The problem with offset correction in code is that you have to know for sure that offset never changes. Unless the reference is reasonably stable across supply voltage and temperature fluctuations, it's still not very precise even if you can calibrate it to bang-on at 20C on a fresh battery. Just something to be aware of, in case you haven't thought about it yet.

It's true you can damage the Vref circuit if you set the voltage reference to internal and have an external voltage source connected as well. In a decision that is either questionable or efficient -- I'm not really sure which -- the Vref pin becomes an external exposure of the internal voltage reference when the internal Vref is selected. This allows you to apply additional filtering to reduce noise, or even (buffer it! and) use it for other references.

As with any software-selectable input / output pin, you have to be careful to match up the initialization code with the hardware topology. Not much different than the port I/O pins themselves, really, except when using pre-baked firmware like the Arduino library, you don't always know for sure what's being done for you. Kind of a good reason to graduate to straight AVR C, IMO, but that's obviously not a reasonable option for everyone. Arduino got me into embedded programming and digital electronics, and I'm grateful for that. But I was also quite relieved when I got through my first successful Atmel Studio project.

SirNickity wrote:

The problem with offset correction in code is that you have to know for sure that offset never changes. Unless the reference is reasonably stable across supply voltage and temperature fluctuations, it's still not very precise even if you can calibrate it to bang-on at 20C on a fresh battery. Just something to be aware of, in case you haven't thought about it yet.

It's true you can damage the Vref circuit if you set the voltage reference to internal and have an external voltage source connected as well. In a decision that is either questionable or efficient -- I'm not really sure which -- the Vref pin becomes an external exposure of the internal voltage reference when the internal Vref is selected. This allows you to apply additional filtering to reduce noise, or even (buffer it! and) use it for other references.

As with any software-selectable input / output pin, you have to be careful to match up the initialization code with the hardware topology.
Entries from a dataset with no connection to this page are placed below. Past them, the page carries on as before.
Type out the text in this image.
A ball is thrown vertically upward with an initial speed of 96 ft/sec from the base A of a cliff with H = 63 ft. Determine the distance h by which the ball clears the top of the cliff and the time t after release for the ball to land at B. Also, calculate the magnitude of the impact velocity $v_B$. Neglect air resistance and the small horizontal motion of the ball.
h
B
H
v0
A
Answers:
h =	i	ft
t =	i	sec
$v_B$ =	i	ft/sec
Not much different than the port I/O pins themselves, really, except when using pre-baked firmware like the Arduino library, you don't always know for sure what's being done for you. Kind of a good reason to graduate to straight AVR C, IMO, but that's obviously not a reasonable option for everyone. Arduino got me into embedded programming and digital electronics, and I'm grateful for that. But I was also quite relieved when I got through my first successful Atmel Studio project.

Thanks.
When my batteries are low I'll measure again the Vref internal to see that if the 1.054v is changed cause that way I think the only option would be the external one. EDIT: I've just measured and now internal AREF was 1.049v... 😵 lowering with battery going down? maybe.
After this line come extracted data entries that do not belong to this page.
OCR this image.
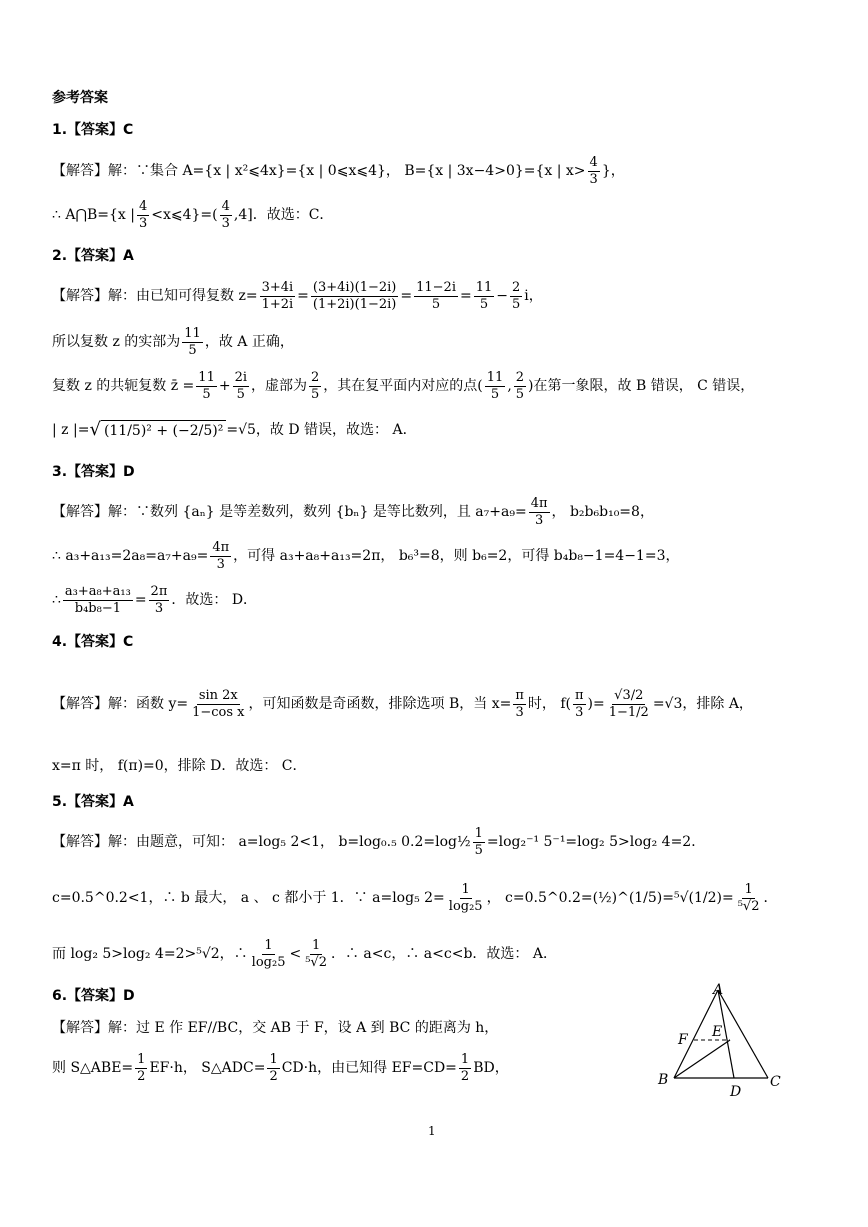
参考答案
1.【答案】C
【解答】解：∵集合 A={x | x²⩽4x}={x | 0⩽x⩽4}， B={x | 3x−4>0}={x | $x> \frac{4}{3}$ }，
∴ A⋂B={x | $\frac{4}{3}$ <x⩽4}=( $\frac{4}{3} ,4$]．故选：C．
2.【答案】A
【解答】解：由已知可得复数 $z= \frac{3+4i}{1+2i} = \frac{(3+4i)(1-2i)}{(1+2i)(1-2i)} = \frac{11-2i}{5} = \frac{11}{5} - \frac{2}{5}$ i，
所以复数 z 的实部为 $\frac{11}{5}$ ，故 A 正确，
复数 z 的共轭复数 z̄ = $\frac{11}{5} + \frac{2i}{5}$ ，虚部为 $\frac{2}{5}$ ，其在复平面内对应的点( $\frac{11}{5}$ , $\frac{2}{5}$ )在第一象限，故 B 错误， C 错误，
| z |= √ (11/5)² + (−2/5)² =√5，故 D 错误，故选： A．
3.【答案】D
【解答】解：∵数列 {aₙ} 是等差数列，数列 {bₙ} 是等比数列，且 $a_7+a_9= \frac{4\pi}{3}$ ， b₂b₆b₁₀=8，
∴ $a_3+a_{13}=2a_8=a_7+a_9= \frac{4\pi}{3}$ ，可得 a₃+a₈+a₁₃=2π， b₆³=8，则 b₆=2，可得 b₄b₈−1=4−1=3，
∴ $\frac{\text{a₃+a₈+a₁₃}}{\text{b₄b₈−1}} = \frac{2\pi}{3}$ ．故选： D．
4.【答案】C
【解答】解：函数 $y= \frac{\sin 2x}{\text{1−cos x}}$ ，可知函数是奇函数，排除选项 B，当 $x= \frac{\pi}{3}$ 时， $f( \frac{\pi}{3}$ )= $\frac{√3/2}{1-1/2} =√3$，排除 A，
x=π 时， f(π)=0，排除 D．故选： C．
5.【答案】A
【解答】解：由题意，可知： a=log₅ 2<1， b=log₀.₅ 0.2=log½ $\frac{1}{5} =\log_2^{-1}$ 5⁻¹=log₂ 5>log₂ 4=2．
c=0.5^0.2<1，∴ b 最大， a 、 c 都小于 1．∵ a=log₅ $2= \frac{1}{\text{log₂5}}$ ， c=0.5^0.2=(½)^(1/5)=⁵√(1/2)= $\frac{1}{\text{⁵√2}}$ ．
而 log₂ 5>log₂ 4=2>⁵√2，∴ $\frac{1}{\text{log₂5}} < \frac{1}{\text{⁵√2}}$ ．∴ a<c，∴ a<c<b．故选： A．
6.【答案】D
【解答】解：过 E 作 EF//BC，交 AB 于 F，设 A 到 BC 的距离为 h，
则 S△ABE= $\frac{1}{2} EF\cdot h$， S△ADC= $\frac{1}{2} CD\cdot h$，由已知得 $EF=CD= \frac{1}{2}$ BD，
A
B	C
D
E
F
1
I'd like to ask you if you're expert on FFT libraries about spectrum calculation. I've this power meter logarithmic amplifier that gave these voltages depending of dBm measured but it's really wide band from mhz to ghz and I was thinking I may add just as a cool feature, an approximate useless low res lcd spectrum graph and I was thinking if the FFT calculations would be enough to have partial graphs (cause the 16Mhz limitation of the cpu). Because the module itself only gives out a voltage from that 2.10 to 0.40 volts and no other info; the dBm and all possible values are calculated from datasheet expressions but the module works on the entire frequency range and the antenna logics choice.
Would I need external hardware, oscillators, generators to make comparing calculation and sort of draw a graph? Because I've seen microphone based arduino project that seems like really easy with the FFT doing the same thing.
Thank

You can scale the FFT load by controlling the sample range and the update period. i.e. 64 samples 15 times/sec will be 1/4 the load of 128 samples 30 times/sec. Fixed point FFT algorithms are a real grab bag (extending to pure ASM implementations) and depend somewhat on what micro you're using and what your precise requirements are.